The AiM-PD (NCT02941822) phase 2 clinical trial by University College London demonstrated that daily 1260 mg of ambroxol (multiple times the dose administered for cough) administered for five months improved MDS-UPDRS scores (particularly motor function) in patients with moderate Parkinson’s.
An analysis of real data from patients with Gaucher’s, including those with Parkinson’s on its background, who took ambroxol confirmed the beneficial effects it had, manifested by stabilization or improvement of neurological status, increased physical activity, and reduced fatigue.
An interesting idea is promoted by Voyager Therapeutics, which has come up with a solution to the problem of delivering to the brain the necessary amount of antibodies that bind pathological proteins, including alpha-synuclein. Voyager addressed the issue of bypassing the blood-brain barrier (BBB), which prevents large molecules from penetrating. Yes, frequent systemic injections of antibodies can be made, but this is not an option because of the high likelihood of adverse reactions.
The principle of so-called vectorized antibodies is as follows: an adeno-associated virus (AAV) vector is constructed that carries certain genetic instructions encoding the desired monoclonal antibody, which is synthesized by the body itself directly in the brain.
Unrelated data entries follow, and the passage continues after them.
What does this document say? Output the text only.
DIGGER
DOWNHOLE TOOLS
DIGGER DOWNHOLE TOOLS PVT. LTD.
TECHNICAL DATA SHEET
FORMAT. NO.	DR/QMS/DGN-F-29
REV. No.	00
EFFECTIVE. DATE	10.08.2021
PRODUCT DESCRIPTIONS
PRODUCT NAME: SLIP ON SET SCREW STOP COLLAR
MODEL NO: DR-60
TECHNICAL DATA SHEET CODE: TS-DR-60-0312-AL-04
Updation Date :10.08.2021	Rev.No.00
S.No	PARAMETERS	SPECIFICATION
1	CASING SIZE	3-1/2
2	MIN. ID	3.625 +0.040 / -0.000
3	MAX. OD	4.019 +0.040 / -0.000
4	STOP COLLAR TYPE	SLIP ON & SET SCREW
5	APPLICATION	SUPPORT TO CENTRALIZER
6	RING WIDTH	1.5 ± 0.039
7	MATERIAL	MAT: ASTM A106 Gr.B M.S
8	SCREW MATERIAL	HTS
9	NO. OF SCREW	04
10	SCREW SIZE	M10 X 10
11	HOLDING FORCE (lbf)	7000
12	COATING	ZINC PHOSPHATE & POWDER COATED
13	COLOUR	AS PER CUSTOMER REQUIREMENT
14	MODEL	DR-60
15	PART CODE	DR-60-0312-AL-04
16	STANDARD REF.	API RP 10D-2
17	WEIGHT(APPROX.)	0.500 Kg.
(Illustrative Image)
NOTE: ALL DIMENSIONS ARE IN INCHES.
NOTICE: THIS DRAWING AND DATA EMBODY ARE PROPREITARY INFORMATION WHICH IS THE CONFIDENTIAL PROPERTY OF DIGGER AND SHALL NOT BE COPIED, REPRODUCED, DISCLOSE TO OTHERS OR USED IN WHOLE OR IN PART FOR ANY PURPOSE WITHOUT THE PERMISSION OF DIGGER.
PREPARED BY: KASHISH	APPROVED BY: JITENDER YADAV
It is claimed that a single intravenous injection of the AAV drug will be enough to provide the proper therapeutic effect for a very long time – possibly for life. This is explained by the fact that the target cells in the central nervous system in this case are neurons, long-lived and non-dividing.
That would be all right, but in August 2020 AbbVie terminated its partnership agreement with Voyager for vectorized antibodies against neurodegenerative diseases.